Tuesday, October 18, 2011

Epiphanies, Intuitions & Perceptions

Leanne Payne, one of my heroes, describes an experience similar to mine in one of her books, which I can’t cite at the moment, but which I read somewhere in between my two epiphanic moments. (I believe it is in The Healing Presence.)

She would call it a ‘seeing’—Perceptions of the Unseen Real—the quintessence of poetic awe, that phenomenon whereby the poet, the artist, sees past the visible into deeper, invisible realities. Keats the poet complained that Newton the scientist had destroyed the poetry of the rainbow by reducing it to its prismatic colors. But that ain’t necessarily so. The scientist is merely approaching the rainbow from another perspective of awe, and trying to describe it with his mathematics, tools, words, telescopes.

The artist’s task is to select his medium, master his materials, and produce in tangible form that which is intangible. To ‘eff’ the ineffable, as Brennan Manning so wonderfully puts it. So my poetic awe of the moment might move me to write a poem one day, and not just call my brother and say, “Guess who I ran into at the post office today?”

No small task. Do I have time? Do I care to write about that moment? Did I ‘get it’—can I identify the epiphany in the encounter with an old neighbor in my home town? Did I even notice it? What is the metaphor?

In my poem “The Girl Scout Badge”, what moves it past another scout earning another badge?
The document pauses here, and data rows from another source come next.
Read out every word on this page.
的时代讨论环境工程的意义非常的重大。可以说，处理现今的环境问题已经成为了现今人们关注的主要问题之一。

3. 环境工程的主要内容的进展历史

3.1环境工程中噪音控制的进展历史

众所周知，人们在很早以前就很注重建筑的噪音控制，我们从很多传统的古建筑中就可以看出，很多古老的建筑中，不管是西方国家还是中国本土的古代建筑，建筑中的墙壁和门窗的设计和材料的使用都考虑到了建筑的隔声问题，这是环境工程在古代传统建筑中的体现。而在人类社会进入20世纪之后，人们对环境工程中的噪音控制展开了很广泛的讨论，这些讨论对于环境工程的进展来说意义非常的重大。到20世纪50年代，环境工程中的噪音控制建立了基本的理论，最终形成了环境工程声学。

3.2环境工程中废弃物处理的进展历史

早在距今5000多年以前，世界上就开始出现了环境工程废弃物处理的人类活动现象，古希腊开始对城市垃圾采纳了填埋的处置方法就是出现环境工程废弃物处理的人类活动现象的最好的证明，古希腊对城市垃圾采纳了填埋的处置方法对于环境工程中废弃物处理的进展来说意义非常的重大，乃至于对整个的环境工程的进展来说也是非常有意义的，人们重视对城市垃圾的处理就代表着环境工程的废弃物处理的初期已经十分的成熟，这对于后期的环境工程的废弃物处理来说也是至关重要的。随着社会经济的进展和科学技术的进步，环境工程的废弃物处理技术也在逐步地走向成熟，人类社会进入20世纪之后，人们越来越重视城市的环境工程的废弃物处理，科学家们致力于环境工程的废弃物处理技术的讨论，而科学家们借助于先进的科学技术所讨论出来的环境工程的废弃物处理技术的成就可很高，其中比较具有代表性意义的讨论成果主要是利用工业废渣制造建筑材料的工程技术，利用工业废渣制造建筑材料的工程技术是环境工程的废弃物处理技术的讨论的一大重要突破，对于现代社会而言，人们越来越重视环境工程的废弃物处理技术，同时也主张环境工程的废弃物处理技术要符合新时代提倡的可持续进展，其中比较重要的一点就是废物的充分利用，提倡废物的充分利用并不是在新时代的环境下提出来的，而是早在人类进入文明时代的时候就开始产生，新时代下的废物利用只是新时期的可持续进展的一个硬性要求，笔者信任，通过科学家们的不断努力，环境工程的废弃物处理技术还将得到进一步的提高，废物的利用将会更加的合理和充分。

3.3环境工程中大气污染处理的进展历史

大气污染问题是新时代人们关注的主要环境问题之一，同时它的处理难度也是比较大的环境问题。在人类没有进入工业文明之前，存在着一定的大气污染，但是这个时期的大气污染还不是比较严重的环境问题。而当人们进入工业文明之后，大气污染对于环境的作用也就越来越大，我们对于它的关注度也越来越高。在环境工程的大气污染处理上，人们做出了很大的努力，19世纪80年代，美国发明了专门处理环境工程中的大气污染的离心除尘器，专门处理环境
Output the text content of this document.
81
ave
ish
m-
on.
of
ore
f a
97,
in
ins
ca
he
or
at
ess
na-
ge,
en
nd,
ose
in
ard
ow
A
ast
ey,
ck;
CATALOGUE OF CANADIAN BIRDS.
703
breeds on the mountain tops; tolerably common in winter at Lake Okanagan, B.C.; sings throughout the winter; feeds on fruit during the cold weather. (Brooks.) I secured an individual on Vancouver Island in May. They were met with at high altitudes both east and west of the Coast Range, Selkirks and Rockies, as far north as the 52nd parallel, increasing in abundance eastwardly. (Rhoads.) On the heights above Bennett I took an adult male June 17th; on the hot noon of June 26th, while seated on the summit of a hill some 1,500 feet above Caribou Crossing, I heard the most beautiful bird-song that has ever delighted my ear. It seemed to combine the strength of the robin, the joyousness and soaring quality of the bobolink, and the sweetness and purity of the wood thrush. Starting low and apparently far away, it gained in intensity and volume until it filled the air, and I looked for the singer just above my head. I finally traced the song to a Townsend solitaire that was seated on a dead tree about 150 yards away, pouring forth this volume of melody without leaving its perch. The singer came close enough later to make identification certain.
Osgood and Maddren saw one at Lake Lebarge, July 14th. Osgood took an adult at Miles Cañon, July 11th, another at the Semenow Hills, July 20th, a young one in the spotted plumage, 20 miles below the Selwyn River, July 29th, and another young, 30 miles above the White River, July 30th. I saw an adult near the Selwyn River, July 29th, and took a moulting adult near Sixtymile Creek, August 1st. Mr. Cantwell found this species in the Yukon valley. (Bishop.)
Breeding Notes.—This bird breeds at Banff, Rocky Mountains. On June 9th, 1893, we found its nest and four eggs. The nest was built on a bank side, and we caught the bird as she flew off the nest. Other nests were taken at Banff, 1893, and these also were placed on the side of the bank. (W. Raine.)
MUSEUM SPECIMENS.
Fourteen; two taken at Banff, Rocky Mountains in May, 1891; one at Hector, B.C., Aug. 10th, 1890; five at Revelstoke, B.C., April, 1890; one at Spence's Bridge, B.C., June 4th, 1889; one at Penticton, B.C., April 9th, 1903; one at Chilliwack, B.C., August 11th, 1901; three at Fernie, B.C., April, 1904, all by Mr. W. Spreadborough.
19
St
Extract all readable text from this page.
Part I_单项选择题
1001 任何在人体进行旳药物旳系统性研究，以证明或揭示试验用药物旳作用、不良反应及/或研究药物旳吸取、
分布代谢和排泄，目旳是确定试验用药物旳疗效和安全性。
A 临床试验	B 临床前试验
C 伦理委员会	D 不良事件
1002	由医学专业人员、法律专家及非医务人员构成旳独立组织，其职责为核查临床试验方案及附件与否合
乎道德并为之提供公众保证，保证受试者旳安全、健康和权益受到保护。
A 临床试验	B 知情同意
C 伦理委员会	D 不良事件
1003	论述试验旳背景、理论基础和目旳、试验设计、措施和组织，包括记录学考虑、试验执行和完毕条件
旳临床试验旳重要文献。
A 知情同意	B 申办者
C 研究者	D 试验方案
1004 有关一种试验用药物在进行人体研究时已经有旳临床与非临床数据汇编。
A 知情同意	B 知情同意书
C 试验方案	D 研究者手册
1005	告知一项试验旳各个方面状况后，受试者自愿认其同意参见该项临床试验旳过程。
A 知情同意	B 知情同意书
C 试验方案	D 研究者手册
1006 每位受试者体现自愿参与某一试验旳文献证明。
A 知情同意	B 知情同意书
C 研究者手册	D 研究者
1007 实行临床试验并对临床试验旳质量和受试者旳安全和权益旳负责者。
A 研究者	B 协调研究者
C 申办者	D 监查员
In “Navy Dentist”, what moves the poem past just another disagreeable session in the dentist’s chair, to the epiphany that we are prone to vices destined to earn us more disagreeableness (clue: answer in the last two lines of the poem)? What drives us to do the things we do?

One needs a lot of time to think and to be for this stuff. You may have noticed how loathe we are as a culture to think and to be.

So I only write a fraction of what I ‘see' in the frenetic pace of today's society. I wish I could capture more, stare out the window more, write faster, with more lucidity. But it sometimes takes me years to find the time to unpack what I ‘saw’—to identify the epiphany, find the metaphor, and choose the words that capture the ‘seeing.’

In the meantime, I jot down my Perceptions of the Unseen Real, for those days when I can sit and stare out the window and wonder what they mean. One of my favorite pastimes, one of my favorite definitions of art, and one of my strongest challenges in writing.

1 comment:

  1. Pat, for me too in my studio...struggling with that now....sort of....in the question of what next...but I know that will come. It is not time yet...other things on front burner. It is a process...this journey we are on.